Schätzungsweise 500.000 Menschen sind aus Belarus in den Westen geflohen, nachdem Lukaschenko zum Sieger der Präsidentschaftswahl vom August 2020 erklärt worden war, obwohl ihm von vielen Seiten Wahlbetrug vorgeworfen wurde. Anschließende Proteste wurden gewaltsam unterdrückt. Seit dem Erlass vom 4. September, die Verlängerung und neue Ausstellung von Pässen im Ausland zu stoppen, haben viele der Geflüchteten keine gültigen Reisedokumente mehr. Die Menschenrechtsorganisation Human Rights Watch spricht von einer drakonischen Maßnahme und einem Racheakt des Regimes gegenüber den Oppositionellen im Exil, denen politisch motivierte Verfolgung drohe, falls sie nach Belarus zurückkehren müssten.

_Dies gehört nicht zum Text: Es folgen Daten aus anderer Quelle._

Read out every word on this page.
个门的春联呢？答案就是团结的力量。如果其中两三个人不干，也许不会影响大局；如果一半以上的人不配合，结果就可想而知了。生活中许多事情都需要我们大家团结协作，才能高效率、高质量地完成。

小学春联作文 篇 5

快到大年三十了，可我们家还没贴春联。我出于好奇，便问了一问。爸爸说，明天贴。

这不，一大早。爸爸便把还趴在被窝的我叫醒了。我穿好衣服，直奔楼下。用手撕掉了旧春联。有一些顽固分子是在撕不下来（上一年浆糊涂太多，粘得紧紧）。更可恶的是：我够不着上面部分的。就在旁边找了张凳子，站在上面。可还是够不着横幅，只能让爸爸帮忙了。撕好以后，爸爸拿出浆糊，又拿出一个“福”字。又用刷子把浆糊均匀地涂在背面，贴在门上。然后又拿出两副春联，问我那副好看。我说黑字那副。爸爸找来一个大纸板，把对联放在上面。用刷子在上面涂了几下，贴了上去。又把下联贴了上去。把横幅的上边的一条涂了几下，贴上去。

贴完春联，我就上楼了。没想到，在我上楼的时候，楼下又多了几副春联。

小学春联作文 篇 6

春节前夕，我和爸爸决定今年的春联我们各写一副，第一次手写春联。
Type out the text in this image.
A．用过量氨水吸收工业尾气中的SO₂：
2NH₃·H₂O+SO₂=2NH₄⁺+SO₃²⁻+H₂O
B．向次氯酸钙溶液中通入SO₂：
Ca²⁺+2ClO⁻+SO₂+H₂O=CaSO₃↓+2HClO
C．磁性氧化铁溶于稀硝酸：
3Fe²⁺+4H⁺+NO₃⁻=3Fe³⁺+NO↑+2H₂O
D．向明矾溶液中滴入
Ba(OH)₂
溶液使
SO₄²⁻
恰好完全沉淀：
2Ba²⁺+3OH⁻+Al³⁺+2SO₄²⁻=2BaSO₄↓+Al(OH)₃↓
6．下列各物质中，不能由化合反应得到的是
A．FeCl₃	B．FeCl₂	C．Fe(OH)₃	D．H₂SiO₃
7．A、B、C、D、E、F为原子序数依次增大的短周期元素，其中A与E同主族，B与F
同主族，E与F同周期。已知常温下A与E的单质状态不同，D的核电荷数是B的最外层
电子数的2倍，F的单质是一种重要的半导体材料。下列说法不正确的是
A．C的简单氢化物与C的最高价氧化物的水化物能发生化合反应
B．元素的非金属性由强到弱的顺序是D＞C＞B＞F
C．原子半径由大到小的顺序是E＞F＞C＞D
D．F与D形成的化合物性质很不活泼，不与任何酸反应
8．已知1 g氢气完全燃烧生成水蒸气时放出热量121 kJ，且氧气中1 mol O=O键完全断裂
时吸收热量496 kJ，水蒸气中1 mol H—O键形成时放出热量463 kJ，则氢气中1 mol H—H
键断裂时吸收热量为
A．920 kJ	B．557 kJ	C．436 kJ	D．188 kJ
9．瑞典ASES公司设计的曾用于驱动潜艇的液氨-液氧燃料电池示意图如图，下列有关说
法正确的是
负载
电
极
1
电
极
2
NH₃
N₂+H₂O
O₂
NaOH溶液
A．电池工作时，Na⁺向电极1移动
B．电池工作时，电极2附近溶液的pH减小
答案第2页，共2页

Litauen und Polen, wo die meisten Exil-Belarussen leben, wollen den Betroffenen temporäre Ausländerpässe ausstellen. Aus dem estnischen Innenministerium verlautete, man werde den jeweiligen Einzelfall prüfen. Das polnische Außenministerium erklärte, man wolle in dieser Angelegenheit auch bei der Europäischen Union vorstellig werden, nannte dafür aber keinen konkreten Zeitplan. EU‑Sprecherin Anitta Hipper begrüßte die Übergangslösungen und bestätigte, dass die Situation insgesamt überprüft werde. Belarussen im Exil sollten die Behörden ihrer derzeitigen Aufenthaltsländer um Unterstützung ersuchen.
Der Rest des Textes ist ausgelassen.